Old Mr Von Schlicht of Klipfontein—who had spent most of his life in Namaqualand, had recently been endeavouring to recall for me details of the desert journeys of Ecklon and Drege, who did so much for South African botany. I ascertained that Ecklon visited Kamiebies. How his heart must have leaped when his eyes first gathered in the winter glory of those mountains. When he afterwards stood, begging his bread at the corner of the Heerengracht, Cape Town,—did he ever recall that scene? Strange world of men that so often lets its noblest, after lives of heroic toil for the highest and most unselfish ends, die in the gutter—if it does not more mercifully slay them—and pays tribute of corn, wine and oil, of jewels and fine raiment, to the company-monger or other chartered robber adroit enough to squeeze through the meshes of the law.
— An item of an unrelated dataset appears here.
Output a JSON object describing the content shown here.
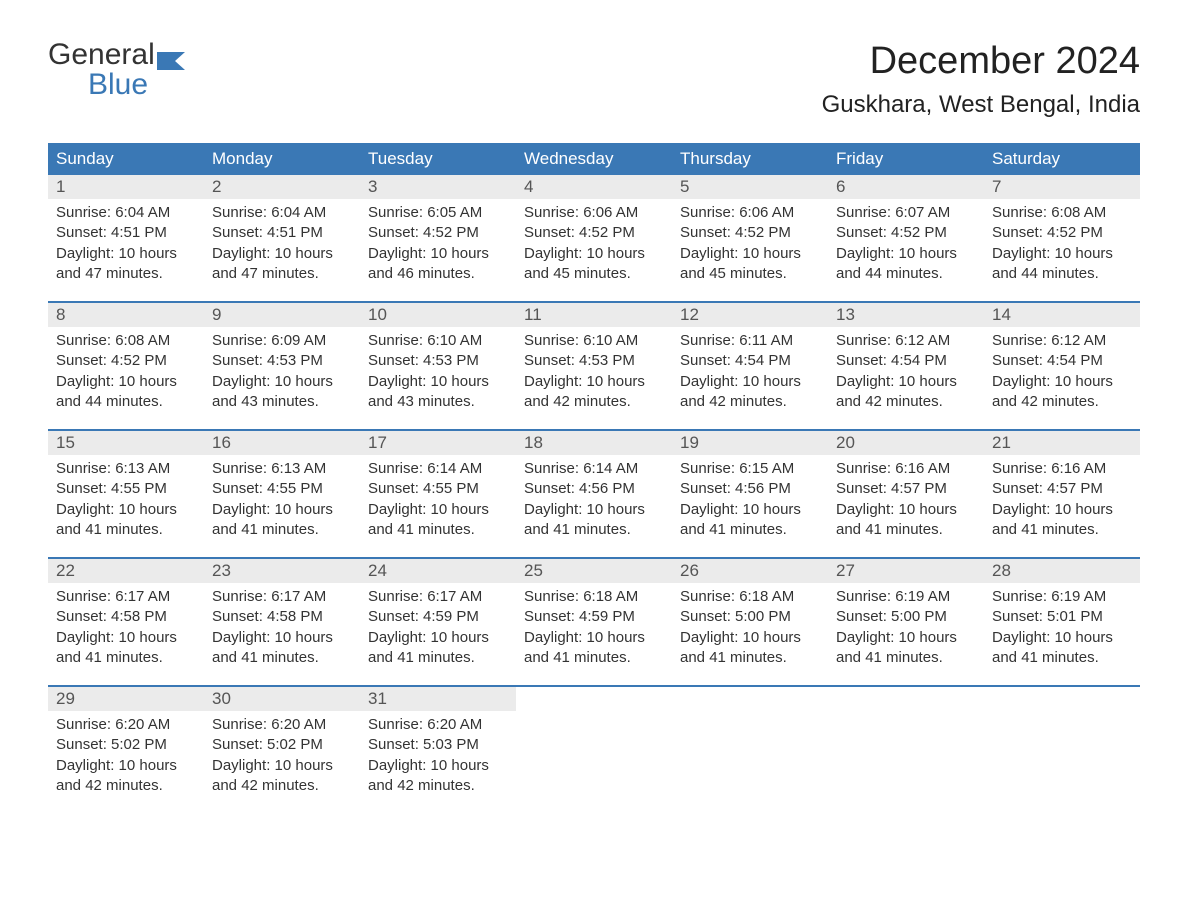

We inspanned at sunset, and plunged straight into the desert, travelling slightly to the south of east. Our objective was lower Pof Adder—which must not be confounded with the northern Pof Adder beyond Namies. We were out of the region of “toa”; the plain was covered with small shrub,—half of which were soft and succulent and the others hard and thorny. There were no intermediate kinds; the desert is a region of extremes.